The act may not be declared unconstitutional because its effect may be to accomplish another purpose as well as the raising of revenue. If the legislation is within the taxing authority of Congress, that is sufficient to sustain it. In re Kollock, 165 U. S. 526, 165 U. S. 536.
The legislation under consideration was before us in a case concerning § 8 of the act, and, in the course of the decision, we said:
"It may be assumed that the statute has a moral end as well as revenue in view, but we are of opinion that the district court, in treating those ends as to be reached only through a revenue measure and within the limits of a revenue measure, was right."

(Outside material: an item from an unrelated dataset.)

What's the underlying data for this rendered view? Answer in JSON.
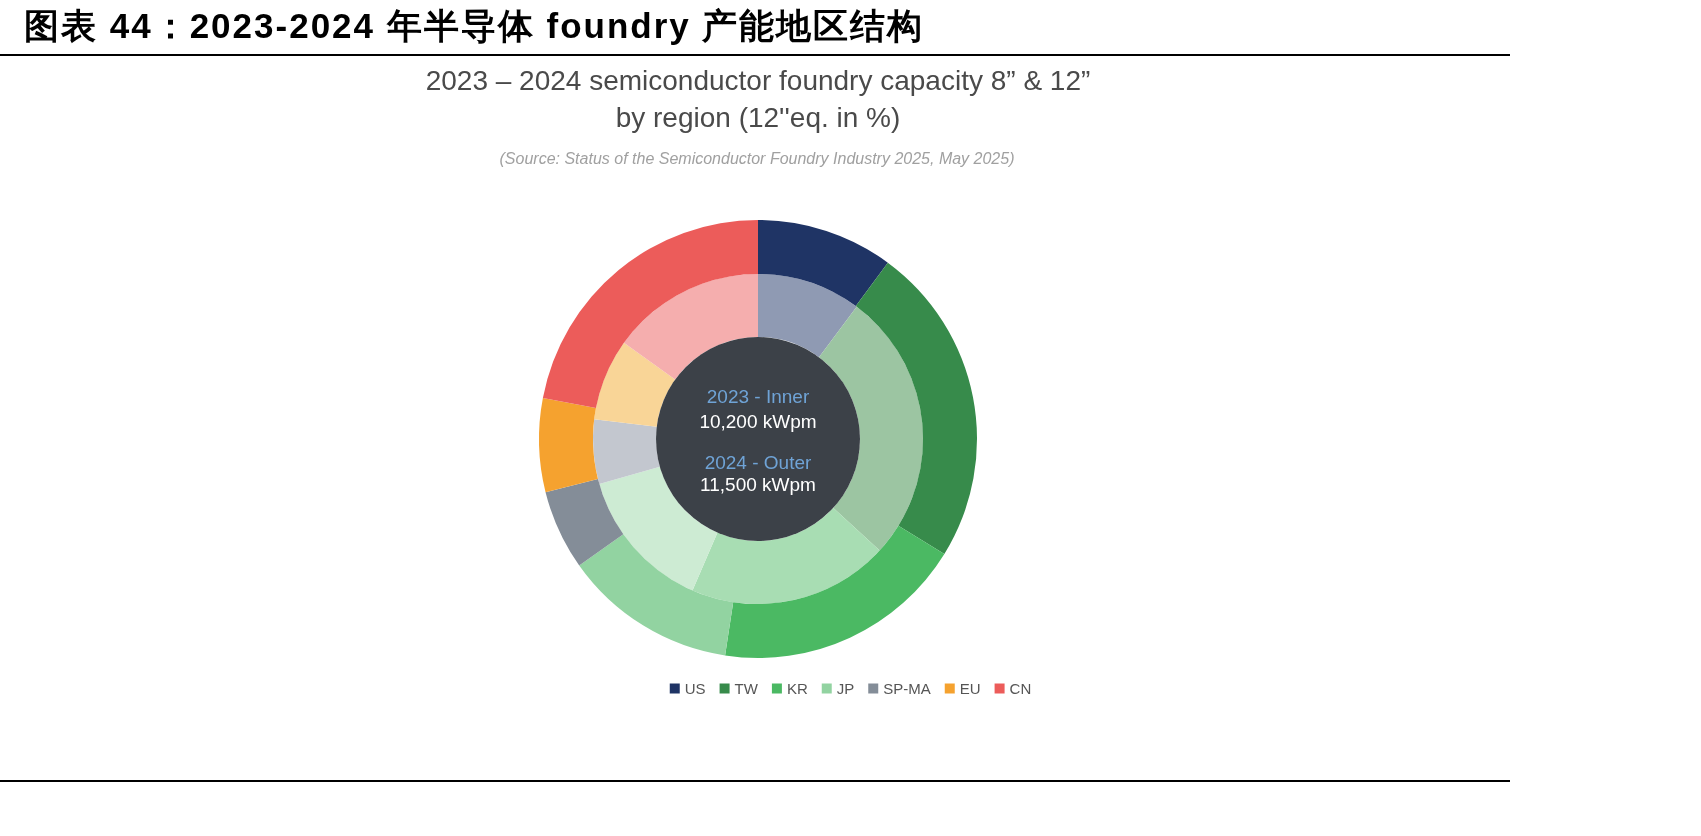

Considering the full power of Congress over excise taxation, the decisive question here is: have the provisions in question any relation to the raising of revenue? That Congress might levy an excise tax upon such dealers, and others who are named in § 1 of the act, cannot be successfully disputed. The provisions of § 2 to which we have referred aim to confine sales to registered dealers and to those dispensing the drugs as physicians, and to those who come to dealers with legitimate prescriptions of physicians. Congress, with full power over the subject, short of arbitrary and unreasonable action which is not to be assumed, inserted these provisions in an act specifically providing for the raising of revenue. Considered of themselves, we think they tend to keep the traffic above-board and subject to inspection by those authorized to collect the revenue. They tend to diminish the opportunity of unauthorized persons to obtain the drugs and sell them clandestinely without paying the tax imposed by the federal law. This case well illustrates the possibility which may have induced Congress to insert
the provisions limiting sales to registered dealers and requiring patients to obtain these drugs as a medicine from physicians or upon regular prescriptions. Ameris, being, as the indictment charges, an addict, may not have used this great number of doses for himself. He might sell some to others without paying the tax -- at least Congress may have deemed it wise to prevent such possible dealings because of their effect upon the collection of the revenue.
We cannot agree with the contention that the provisions of § 2, controlling the disposition of these drugs in the ways described, can have nothing to do with facilitating the collection of the revenue, as we should be obliged to do if we were to declare this act beyond the power of Congress acting under its constitutional authority to impose excise taxes. It follows that the judgment of the district court must be reversed.
THE CHIEF JUSTICE dissents because he is of opinion that the court below correctly held the act of Congress, insofar as it embraced the matters complained of, to be beyond the constitutional power of Congress to enact because, to such extent, the statute was a mere attempt by Congress to exert a power not delegated -- that is, the reserved police power of the states.
MR. JUSTICE McKENNA, and MR. JUSTICE VAN DEVANTER and MR. JUSTICE McREYNOLDS concur in this dissent.